Em suma, nada mais deplorável e
abjeto. Mais uma dentre tantas cicatrizes deixadas pela nossa história
colonial. O que explica a infinitude de rapapés e salamaleques presentes nos círculos
do poder nacional. Cheios de melindres uns com os outros, pisando em ovos, por
conta das alianças e dos conchavos, tornando os limites demasiadamente flexíveis
e tendenciosos, fazendo constranger o que se entende por ética e moral. Daí o
país estar à beira do caos e haver tanta gente “passando pano” na situação.

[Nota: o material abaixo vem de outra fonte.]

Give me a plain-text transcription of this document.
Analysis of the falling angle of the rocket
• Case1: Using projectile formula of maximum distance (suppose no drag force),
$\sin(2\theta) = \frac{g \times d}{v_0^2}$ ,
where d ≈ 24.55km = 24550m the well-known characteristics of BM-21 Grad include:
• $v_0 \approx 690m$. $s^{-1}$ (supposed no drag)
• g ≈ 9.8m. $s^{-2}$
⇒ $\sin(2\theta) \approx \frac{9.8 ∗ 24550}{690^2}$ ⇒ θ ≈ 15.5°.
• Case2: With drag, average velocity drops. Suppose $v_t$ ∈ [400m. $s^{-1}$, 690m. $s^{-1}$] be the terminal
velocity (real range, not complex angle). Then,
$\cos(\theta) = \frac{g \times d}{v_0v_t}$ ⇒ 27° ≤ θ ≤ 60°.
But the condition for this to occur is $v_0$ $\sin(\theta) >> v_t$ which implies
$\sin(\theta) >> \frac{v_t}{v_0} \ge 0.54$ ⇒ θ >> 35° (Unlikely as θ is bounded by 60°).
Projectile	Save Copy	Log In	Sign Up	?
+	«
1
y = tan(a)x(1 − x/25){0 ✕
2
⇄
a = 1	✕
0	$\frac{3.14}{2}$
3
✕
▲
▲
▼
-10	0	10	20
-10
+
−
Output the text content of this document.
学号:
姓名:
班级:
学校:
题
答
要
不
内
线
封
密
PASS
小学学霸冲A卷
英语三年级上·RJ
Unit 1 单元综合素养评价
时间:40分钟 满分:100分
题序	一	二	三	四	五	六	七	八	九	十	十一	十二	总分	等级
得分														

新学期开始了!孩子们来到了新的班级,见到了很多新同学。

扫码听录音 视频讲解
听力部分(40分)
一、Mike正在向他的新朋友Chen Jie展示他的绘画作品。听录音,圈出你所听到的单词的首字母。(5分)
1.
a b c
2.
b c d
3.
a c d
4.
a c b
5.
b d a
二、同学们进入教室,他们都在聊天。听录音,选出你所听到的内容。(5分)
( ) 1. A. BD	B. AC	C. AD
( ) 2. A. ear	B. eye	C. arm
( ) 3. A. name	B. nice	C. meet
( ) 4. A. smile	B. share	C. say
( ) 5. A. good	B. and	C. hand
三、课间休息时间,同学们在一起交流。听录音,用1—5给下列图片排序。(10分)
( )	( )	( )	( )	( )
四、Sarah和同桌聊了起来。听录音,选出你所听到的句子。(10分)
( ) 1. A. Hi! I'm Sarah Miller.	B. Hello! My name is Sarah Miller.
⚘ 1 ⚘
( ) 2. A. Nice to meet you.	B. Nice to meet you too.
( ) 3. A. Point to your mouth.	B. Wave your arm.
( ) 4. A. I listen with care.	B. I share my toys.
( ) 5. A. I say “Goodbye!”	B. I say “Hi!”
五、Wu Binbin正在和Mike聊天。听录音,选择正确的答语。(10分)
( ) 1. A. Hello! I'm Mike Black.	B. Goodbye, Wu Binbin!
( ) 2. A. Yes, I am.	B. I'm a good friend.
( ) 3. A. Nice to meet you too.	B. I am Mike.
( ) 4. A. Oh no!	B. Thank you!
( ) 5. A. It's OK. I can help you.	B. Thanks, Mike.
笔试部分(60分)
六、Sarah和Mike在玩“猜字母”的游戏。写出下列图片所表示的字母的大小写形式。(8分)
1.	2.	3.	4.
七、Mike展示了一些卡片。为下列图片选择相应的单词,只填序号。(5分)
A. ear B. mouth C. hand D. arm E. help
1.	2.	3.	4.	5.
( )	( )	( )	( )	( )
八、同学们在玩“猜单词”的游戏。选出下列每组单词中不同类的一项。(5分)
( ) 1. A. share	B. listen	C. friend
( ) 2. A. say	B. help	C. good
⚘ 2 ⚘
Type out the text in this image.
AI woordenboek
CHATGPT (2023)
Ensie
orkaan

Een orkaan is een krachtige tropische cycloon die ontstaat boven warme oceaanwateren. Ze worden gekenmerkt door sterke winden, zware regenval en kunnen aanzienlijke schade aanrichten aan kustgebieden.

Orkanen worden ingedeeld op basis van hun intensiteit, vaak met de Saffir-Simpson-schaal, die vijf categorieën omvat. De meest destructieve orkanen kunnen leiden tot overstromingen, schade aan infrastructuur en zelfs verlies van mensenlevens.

Infelizmente, o Brasil jamais
encontrou gente disposta a cortar seus males pela raiz. Olhando somente pelo
panorama dos estragos advindos da Pandemia, já se tem perdas suficientes para
demandar décadas de recuperação; isso, se houver disposição e interesse
político em arregaçar as mangas e começar a agir agora. A questão é que há toda
uma história pregressa embutida nesse combo de problemas, a qual vem sendo postergada
ad aeternum, com todos os seus juros
e correções.
Isso significa que, muitos de
nós, talvez, nem estejam vivos se, algum dia, essa eventual recuperação
acontecer. Por enquanto, o que nos cabe é, tão somente, o inferno do infortúnio
de viver na pele os impactos dessa crise, pagando com suor, lágrimas e muitos
impostos a negligência daqueles que não entenderam o seu papel constitucional
no âmbito do Executivo, do Legislativo e do Judiciário. Aliás, muitos estão
pagando com a própria vida, não é mesmo? Que digam os mais de 560 mil mortos,
somente, pela COVID-19.
Porque desde que o Brasil foi
colonizado no século XVI essa é a sina do país. A lealdade subserviente que
alguns oferecem aos mandatários da nação, em troca de favores, regalias e privilégios,
que no fundo não passa de artigo perecível ao tempo. O poder enfraquece a memória
e faz os dias e as pessoas algo fácil de descartar; afinal, o pudor não faz
parte da política. Para ela tudo é efêmero, fugaz, inclusive os interesses e os
desinteresses.
É preciso parar com essa
obstinação em pensar que “dessa vez vai
ser diferente”, porque nunca é. Como já ouvimos de um narrador esportivo, “hoje não, hoje não, hoje sim...”. Eles
se fartam dos nossos sacrifícios e esforços, até se cansar. Depois levantam da
mesa, saem à francesa, e a conta
chega nas mãos dos desavisados. Se os recursos não foram provisionados, pode-se
oferecer para lavar os pratos, ou varrer o salão, quem sabe?
Mas é assim, exatamente assim, que o Brasil tem funcionado nos seus mais de 500 anos. E ainda tem gente que se considera superior, acima do Bem e do Mal, de uma casta especialíssima, só para não dar a mão à palmatória ao seu incurável complexo de avestruz.